With all of the attention given to presidential candidates Hillary Clinton and Donald Trump, it's almost easy to forget that it's far from a two-party race.
Voters have more options than just Republican or Democrat this year. Jill Stein is running as the Green Party's candidate. Gary Johnson, the former governor of New Mexico, is running on the Libertarian ticket.
Johnson, a former Republican, is pushing himself as a preferable alternative for conservative voters who don't want to support Trump. "I will be the only third-party candidate on the ballot in all 50 states," Johnson told The Associated Press back in May. "I'm it."
Johnson, currently polling at 9% according to a recent CNN survey, will have his shot. But who is the White House hopeful? Here are three things to know about the Libertarian candidate.

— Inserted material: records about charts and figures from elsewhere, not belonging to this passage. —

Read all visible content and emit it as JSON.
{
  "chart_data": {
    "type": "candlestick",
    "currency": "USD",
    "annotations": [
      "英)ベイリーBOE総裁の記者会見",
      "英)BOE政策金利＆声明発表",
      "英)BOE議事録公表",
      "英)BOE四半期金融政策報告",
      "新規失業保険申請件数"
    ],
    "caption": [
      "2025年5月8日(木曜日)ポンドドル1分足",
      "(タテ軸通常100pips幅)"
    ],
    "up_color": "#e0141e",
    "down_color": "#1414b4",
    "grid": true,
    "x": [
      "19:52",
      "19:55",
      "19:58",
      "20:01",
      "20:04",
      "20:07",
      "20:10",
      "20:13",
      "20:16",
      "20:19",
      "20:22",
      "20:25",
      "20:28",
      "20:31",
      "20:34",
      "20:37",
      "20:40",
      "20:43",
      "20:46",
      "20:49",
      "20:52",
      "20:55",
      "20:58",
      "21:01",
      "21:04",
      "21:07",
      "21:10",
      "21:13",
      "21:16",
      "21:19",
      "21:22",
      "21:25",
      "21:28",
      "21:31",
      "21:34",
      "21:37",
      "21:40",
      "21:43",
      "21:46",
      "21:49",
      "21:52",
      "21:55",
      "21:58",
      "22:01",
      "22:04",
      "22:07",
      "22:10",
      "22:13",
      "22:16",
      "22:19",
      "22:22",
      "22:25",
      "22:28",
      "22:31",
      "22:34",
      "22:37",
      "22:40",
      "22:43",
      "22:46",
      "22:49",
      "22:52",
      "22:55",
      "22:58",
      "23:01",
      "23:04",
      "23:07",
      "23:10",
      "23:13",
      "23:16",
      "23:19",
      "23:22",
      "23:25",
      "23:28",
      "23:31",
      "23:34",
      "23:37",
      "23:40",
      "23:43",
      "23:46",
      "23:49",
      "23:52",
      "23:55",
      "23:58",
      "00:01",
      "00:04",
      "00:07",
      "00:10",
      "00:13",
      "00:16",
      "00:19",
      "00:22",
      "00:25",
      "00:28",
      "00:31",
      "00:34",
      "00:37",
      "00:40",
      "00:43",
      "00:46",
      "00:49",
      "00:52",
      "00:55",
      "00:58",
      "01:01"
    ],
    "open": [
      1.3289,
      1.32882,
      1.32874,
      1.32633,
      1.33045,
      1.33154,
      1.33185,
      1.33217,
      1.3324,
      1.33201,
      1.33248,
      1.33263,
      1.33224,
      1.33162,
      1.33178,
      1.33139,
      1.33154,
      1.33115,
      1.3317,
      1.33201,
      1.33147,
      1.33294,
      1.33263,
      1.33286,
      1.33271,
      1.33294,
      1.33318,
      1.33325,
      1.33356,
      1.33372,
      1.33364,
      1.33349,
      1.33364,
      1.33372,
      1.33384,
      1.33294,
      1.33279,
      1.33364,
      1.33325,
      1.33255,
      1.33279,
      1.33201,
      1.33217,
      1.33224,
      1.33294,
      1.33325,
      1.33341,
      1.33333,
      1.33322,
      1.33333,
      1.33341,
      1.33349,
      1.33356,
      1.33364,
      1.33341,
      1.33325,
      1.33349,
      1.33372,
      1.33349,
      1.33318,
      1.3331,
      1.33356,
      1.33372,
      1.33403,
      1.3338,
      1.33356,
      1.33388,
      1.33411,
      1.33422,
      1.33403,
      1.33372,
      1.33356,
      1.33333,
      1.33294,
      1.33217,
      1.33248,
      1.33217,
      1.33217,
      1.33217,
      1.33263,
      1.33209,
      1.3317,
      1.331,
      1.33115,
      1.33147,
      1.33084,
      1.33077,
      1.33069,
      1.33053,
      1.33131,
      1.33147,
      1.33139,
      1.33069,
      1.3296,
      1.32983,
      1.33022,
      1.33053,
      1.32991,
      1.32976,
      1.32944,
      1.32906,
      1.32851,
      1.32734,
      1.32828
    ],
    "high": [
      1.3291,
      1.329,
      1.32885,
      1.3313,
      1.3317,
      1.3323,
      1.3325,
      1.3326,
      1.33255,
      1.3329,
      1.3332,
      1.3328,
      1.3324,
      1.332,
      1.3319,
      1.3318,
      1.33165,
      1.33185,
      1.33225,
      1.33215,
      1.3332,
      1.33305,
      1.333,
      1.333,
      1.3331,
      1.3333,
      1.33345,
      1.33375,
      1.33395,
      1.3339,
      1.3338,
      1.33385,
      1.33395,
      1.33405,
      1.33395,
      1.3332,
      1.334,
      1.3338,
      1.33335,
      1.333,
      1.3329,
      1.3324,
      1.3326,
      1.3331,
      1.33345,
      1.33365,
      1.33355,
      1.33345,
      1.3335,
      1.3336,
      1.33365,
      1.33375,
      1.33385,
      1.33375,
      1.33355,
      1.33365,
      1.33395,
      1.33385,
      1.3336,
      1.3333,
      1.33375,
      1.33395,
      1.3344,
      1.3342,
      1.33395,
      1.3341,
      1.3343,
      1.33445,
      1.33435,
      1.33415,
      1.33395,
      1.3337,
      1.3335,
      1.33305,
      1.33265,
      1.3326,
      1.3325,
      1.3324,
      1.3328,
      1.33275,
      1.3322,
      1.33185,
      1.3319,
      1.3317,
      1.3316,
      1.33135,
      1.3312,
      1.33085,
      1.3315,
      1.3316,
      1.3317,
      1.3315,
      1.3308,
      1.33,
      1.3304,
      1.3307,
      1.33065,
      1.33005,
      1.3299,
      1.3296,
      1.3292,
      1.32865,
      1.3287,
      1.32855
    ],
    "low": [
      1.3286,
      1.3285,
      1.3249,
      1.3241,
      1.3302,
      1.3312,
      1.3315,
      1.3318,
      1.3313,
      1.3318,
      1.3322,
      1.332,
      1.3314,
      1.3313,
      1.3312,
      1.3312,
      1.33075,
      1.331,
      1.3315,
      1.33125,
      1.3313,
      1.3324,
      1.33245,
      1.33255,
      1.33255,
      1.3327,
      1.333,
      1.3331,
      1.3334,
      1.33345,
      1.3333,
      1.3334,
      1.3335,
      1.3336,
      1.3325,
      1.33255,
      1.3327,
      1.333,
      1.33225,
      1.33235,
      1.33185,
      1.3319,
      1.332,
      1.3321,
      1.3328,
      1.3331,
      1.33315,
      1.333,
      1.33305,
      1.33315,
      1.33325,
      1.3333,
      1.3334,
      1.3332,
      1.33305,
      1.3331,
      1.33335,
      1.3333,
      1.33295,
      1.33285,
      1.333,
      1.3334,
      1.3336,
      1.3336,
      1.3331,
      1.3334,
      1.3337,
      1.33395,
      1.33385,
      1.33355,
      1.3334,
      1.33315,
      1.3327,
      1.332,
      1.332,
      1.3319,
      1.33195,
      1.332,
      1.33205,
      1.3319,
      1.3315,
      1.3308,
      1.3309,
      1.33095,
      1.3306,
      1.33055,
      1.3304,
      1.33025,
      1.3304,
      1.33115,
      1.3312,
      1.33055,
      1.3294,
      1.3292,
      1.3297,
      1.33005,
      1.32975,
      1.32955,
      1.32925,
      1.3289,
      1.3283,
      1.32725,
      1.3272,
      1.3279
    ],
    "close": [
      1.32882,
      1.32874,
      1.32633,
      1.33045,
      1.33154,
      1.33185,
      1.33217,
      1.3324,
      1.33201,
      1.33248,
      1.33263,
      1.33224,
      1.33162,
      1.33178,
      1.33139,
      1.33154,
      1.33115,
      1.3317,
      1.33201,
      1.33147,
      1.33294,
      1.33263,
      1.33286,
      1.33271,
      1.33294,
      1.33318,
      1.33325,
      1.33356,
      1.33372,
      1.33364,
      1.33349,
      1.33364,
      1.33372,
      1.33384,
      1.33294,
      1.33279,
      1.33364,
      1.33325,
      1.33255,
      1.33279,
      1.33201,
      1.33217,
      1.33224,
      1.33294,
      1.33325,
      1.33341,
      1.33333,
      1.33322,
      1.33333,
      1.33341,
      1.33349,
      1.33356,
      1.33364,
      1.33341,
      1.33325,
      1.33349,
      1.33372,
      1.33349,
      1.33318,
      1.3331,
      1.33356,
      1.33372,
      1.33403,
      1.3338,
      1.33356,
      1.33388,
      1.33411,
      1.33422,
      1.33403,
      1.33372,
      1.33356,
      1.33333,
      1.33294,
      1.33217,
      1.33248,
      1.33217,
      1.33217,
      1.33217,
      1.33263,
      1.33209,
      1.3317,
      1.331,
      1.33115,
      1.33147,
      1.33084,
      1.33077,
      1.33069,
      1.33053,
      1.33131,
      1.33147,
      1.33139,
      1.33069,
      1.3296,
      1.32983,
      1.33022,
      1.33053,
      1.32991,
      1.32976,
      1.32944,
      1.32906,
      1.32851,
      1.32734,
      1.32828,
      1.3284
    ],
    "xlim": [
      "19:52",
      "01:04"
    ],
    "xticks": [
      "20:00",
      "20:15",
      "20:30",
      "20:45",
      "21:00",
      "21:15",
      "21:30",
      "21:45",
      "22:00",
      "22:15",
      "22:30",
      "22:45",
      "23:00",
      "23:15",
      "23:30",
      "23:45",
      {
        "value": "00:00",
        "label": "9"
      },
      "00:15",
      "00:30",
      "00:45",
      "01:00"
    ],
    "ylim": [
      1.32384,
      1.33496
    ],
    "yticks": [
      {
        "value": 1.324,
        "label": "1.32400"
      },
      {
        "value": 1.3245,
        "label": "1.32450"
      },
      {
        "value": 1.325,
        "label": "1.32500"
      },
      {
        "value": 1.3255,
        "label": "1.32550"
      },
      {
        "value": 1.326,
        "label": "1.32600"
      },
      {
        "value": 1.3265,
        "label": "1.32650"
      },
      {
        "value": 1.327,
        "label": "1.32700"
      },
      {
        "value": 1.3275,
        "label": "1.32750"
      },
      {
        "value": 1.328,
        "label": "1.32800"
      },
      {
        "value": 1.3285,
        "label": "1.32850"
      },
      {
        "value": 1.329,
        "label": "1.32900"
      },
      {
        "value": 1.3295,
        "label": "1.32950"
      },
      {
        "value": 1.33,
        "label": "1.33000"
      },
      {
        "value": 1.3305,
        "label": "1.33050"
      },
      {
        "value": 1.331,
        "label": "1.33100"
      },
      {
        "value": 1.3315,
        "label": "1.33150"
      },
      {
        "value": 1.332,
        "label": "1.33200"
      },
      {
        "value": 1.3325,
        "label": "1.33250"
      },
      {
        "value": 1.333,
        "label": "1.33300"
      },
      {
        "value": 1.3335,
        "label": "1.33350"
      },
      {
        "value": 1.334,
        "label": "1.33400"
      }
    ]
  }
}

He’s one of the most experienced candidates running for the presidency.
Johnson has the most elected-government experience of all the candidates in the general election, excepting Hillary Clinton, who served two terms as a senator. Johnson served as governor of New Mexico from 1995 to 2003, winning both his elections by large margins. He proved to be a popular leader in the state, despite his heavy use of the veto pen — in his eight years in office, he issued more than 700 vetoes, with 200 of them coming in the first year of his term, as reported by Ballotpedia. He was a Republican when he served as governor, but he later shifted his ties to the Libertarian Party.He has also been vetted on the national stage before. In 2012, he ran for president on the Libertarian ticket and won more than a million votes, coming in third. His participation in Republican primary debates won him some acclaim, particularly his performance in a September 2011 debate where he hilariously snubbed the Obama administration’s stimulus spending. “My next-door neighbor's two dogs have created more shovel-ready jobs than this current administration,” he quipped.
He’s fiscally conservative, but socially liberal.
Johnson is a conservative in the traditional sense — he supports completely overhauling the American tax code to make it simpler and close loopholes. Johnson would eliminate both income tax and payroll taxes, instead having the government collect its taxes based off of spending on non-essential items.But on social issues, he falls much further to the liberal end of the spectrum. He’s supported marriage equality for years and he supports the legal right to abortion. One of his most famous stances is his push to decriminalize marijuana and end the "war on drugs," which he blames for tension and violence between Black Americans and the police.
“The root is the war on drugs, I believe,” he said in a July interview with Politico. “If you are (Black and) arrested in a drug-related crime, there is four times more likelihood of going to prison than if you are white. And shooting is part of the same phenomenon.”
He says America’s policy toward drugs and addiction needs to be a health issue, rather than a criminal justice issue.
He climbed Mount Everest. Seriously.
Johnson is known for being extremely active. He’s competed in triathlons, did the 26-mile Bataan Memorial Death March, and was nearly killed in a paragliding accident in 2005 when he got snagged in a tree.Most impressive, though? Johnson, an avid mountain climber, took on the challenge of the biggest mountain of them all. He scaled Everest with the help of a team of sherpas in 2003. “It isn’t so much about getting to the top as, although that’s the plan. It’s about having given it the best shot,” he told KRQE News in New Mexico.
So, whatever you think of his policies, one thing is clear. If we need a president who can double as an improbable action hero, Johnson might actually fit the bill.